Lange Zeit war ein deutliches Missverhältnis festzustellen. Einerseits eine überbordende Zahl von Ratgebern für Glück, Wohlbefinden und Selbstverwirklichung und andererseits eine kaum vorhandene Rezeption dieser „Suche nach Glück und Wohlbefinden und Sinn“ im Rahmen der wissenschaftlichen Psychologie. Eine Lücke, die Martin Seligmann fundiert mit der Entewicklung der „Positiven Psychologie“ geschlossen hat.

„Mit wissenschaftlichen Methoden die Bedingungen und Konsequenzen des Wohlbefindens, Menschlicher Stärkern und positiv gestalteter Institutionen zu untersuchen“ ist das erklärte Ziel der Positiven Psychologie und damit weit mehr, als landläufig unter einem ständig aufzusagenden Mantra von „Ich bin gut“ oder „think positive“ als verkürzte Darstellung des Faches in Umlauf war.
„Ungeprüfte Heilsversprechen“ werden im Rahmen der wissenschaftlichen Arbeit hierbei ebenso „entlarvt“ und zur Seite geschoben, wie eben Faktoren fundiert in den Blick geraten, die zum Wohlbefinden, zum Glück, zur persönlichen Sinnsuche konstruktiv beitragen können.

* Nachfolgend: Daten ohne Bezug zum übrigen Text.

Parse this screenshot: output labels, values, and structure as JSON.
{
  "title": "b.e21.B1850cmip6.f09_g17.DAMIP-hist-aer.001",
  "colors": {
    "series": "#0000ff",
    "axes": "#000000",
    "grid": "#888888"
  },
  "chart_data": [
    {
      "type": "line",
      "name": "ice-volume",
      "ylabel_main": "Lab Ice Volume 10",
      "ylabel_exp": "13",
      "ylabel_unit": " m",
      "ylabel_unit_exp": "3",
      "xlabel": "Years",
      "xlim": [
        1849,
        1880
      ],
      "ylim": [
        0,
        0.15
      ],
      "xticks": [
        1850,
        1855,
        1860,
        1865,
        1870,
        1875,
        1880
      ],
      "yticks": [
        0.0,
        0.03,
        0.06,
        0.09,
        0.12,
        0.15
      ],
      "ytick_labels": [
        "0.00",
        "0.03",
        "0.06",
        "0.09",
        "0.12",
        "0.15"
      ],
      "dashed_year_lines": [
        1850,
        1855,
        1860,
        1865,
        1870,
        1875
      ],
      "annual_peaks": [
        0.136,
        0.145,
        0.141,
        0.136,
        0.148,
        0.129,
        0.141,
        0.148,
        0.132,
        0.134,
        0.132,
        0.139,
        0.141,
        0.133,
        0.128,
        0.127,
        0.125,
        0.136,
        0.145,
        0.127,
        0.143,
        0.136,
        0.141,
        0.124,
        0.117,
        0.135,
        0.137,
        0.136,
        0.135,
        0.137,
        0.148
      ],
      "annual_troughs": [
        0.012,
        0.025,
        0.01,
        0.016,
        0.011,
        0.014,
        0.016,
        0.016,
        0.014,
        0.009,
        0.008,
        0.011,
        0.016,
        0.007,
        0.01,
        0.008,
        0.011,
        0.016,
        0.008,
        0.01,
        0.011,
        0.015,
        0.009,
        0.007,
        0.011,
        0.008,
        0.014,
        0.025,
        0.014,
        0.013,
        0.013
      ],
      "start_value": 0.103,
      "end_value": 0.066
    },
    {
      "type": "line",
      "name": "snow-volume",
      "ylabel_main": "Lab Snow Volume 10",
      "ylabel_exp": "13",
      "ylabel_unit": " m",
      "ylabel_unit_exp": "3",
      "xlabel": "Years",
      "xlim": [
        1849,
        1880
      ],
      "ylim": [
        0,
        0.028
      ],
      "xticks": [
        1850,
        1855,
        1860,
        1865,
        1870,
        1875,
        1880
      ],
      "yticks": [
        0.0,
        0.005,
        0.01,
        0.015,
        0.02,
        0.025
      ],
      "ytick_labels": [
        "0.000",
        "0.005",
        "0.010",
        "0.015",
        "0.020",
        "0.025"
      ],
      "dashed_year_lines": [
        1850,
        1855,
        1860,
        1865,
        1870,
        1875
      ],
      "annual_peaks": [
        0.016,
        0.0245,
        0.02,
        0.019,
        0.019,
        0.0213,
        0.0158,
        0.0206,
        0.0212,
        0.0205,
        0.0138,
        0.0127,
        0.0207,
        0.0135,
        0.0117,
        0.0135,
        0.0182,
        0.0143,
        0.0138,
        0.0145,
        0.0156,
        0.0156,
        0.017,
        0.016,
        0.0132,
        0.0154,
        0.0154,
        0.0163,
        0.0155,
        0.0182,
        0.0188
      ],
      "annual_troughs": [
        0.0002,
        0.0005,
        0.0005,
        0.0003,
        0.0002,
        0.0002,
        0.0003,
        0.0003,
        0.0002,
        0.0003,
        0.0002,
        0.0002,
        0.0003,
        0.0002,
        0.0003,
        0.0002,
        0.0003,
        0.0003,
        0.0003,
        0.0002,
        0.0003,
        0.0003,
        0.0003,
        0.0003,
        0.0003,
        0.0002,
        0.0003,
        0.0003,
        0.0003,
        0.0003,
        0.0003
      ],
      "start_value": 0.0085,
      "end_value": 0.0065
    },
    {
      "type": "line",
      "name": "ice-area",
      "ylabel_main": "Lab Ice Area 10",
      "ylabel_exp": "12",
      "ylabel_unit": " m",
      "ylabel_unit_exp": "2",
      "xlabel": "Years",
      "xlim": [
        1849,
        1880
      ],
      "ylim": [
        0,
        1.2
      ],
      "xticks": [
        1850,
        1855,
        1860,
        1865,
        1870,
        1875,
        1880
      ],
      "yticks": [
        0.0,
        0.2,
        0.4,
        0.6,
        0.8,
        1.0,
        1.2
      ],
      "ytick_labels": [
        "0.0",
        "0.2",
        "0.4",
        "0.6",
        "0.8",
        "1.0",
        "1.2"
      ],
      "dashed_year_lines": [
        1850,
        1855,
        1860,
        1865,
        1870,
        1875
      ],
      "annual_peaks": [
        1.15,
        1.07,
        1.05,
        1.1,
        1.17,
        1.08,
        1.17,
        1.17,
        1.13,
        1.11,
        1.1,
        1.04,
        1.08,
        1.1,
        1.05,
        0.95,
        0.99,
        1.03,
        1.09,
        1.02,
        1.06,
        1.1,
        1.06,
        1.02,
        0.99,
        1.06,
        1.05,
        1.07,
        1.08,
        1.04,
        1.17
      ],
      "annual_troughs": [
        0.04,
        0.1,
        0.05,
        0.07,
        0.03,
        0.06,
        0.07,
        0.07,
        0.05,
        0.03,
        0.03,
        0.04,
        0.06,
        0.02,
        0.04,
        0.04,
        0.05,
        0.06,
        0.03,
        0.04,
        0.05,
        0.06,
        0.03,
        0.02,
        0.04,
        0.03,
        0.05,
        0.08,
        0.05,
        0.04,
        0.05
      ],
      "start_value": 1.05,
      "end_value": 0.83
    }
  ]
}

In diesem Buch nun findet sich eine umfassende Darstellung der aktuellen Überlegungen und Erkenntnisse Seligmanns zu einem „gelingendem Leben“. Ein Buch, das vor allem im leicht verständlichen Stil und den immer wieder im Raume stehenden praxisnahen Erläuterungen sehr verständlich dargeboten wird, ohne es an der nötigen Tiefe fehlen zu lassen.

Ebenso wichtig und gut ist es, eine differenzierte und durchaus auch durch empirische Studien belegte Umgangsweise mit häufig sehr plakativer und allzu pauschaler Kritik an der Positiven Psychologie im Buch zu finden. Seligmann blendet eine solche Kritik nicht aus und geht auch nicht lapidar darüber hinweg, sondern bietet Fakten und Argumente für eine differenzierte Bewertung. Wobei er durchaus selber nicht spart mit kritischen Haltungen, vor allem in Richtung einer pharmakologisch arbeitenden Psychotherapie. Oder auch seine Anfragen an das derzeitig herrschende Schulsystem, in dem „Wohlbefinden“ oder „Charakter“ in seinen Augen explizit gar nicht und implizit kaum gelehrt wird.

All dieses legt er im ersten Teil des Buches dar, in dem das „Aufblühen“ im Rahmen der Positiven Psychologie als entwickeltes Ziel zu Grunde gelegt wird, in dem Interventionen und Fallbeispiele ebenso ihren Platz finden wie die wissenschaftliche und universitäre Seite der Disziplin erwähnt werden. im zweiten Teil legt Seligman konkrete „Wege zum Aufblühen“ vor (und wird sich hier, gerade mit seinen Einlassungen zur „Fitness der Soldaten“, umgehend wieder einer Diskussion stellen müssen). Es lohnt sich, diesen Teil sehr genau zu lesen. Gerade im erwähnten Thema der Verbindung von Psychologie und Armee wird bei der Lektüre deutlich, dass es Seligman im Kern um eine bestmögliche Begleitung von Menschen in schwierigen Situationen geht. Die gerade im Blick auf Soldaten und Traumata faktisch im Raume steht (egal, welcher Ideologie man im Blick auf Armeen sich zugewandt fühlt).

Folgt man den (immer argumentativ und zumindest teilweise empirisch belegten) Darstellungen Seligmans, zeigt sich deutlich, das ein „allgemeines“ Wohlbefinden (dessen einzelne Faktoren Seligman im Buch aufschlüsselt) nicht nur qualitative Auswirkungen, sondern auch quantitative Folgen auf das Leben hat. Ein allerdings durchaus komplexer Vorgang, der nicht mit einfachen Formeln abzuarbeiten ist. Seligman geht durchaus in die Tiefe der Persönlichkeit und bietet dabei ein durchdachtes und nachvollziehbares Konzept, das er überaus verständlich beschreibt.
Eine konzentrierte Erarbeitung und eine Reflektion für eigene, weitere Schritte ist unabdingbar und diese nimmt Seligman dem Leser auch nicht ab.

Ein fundiertes, verständlich geschriebenes und in seinen Ergebnissen immer noch unverbraucht wirkendes Buch, dass eine breite Öffentlichkeit verdient hat, auch wenn Seligman hier und da Thesen aufstellt, die sicherlich diskussionswürdig sind.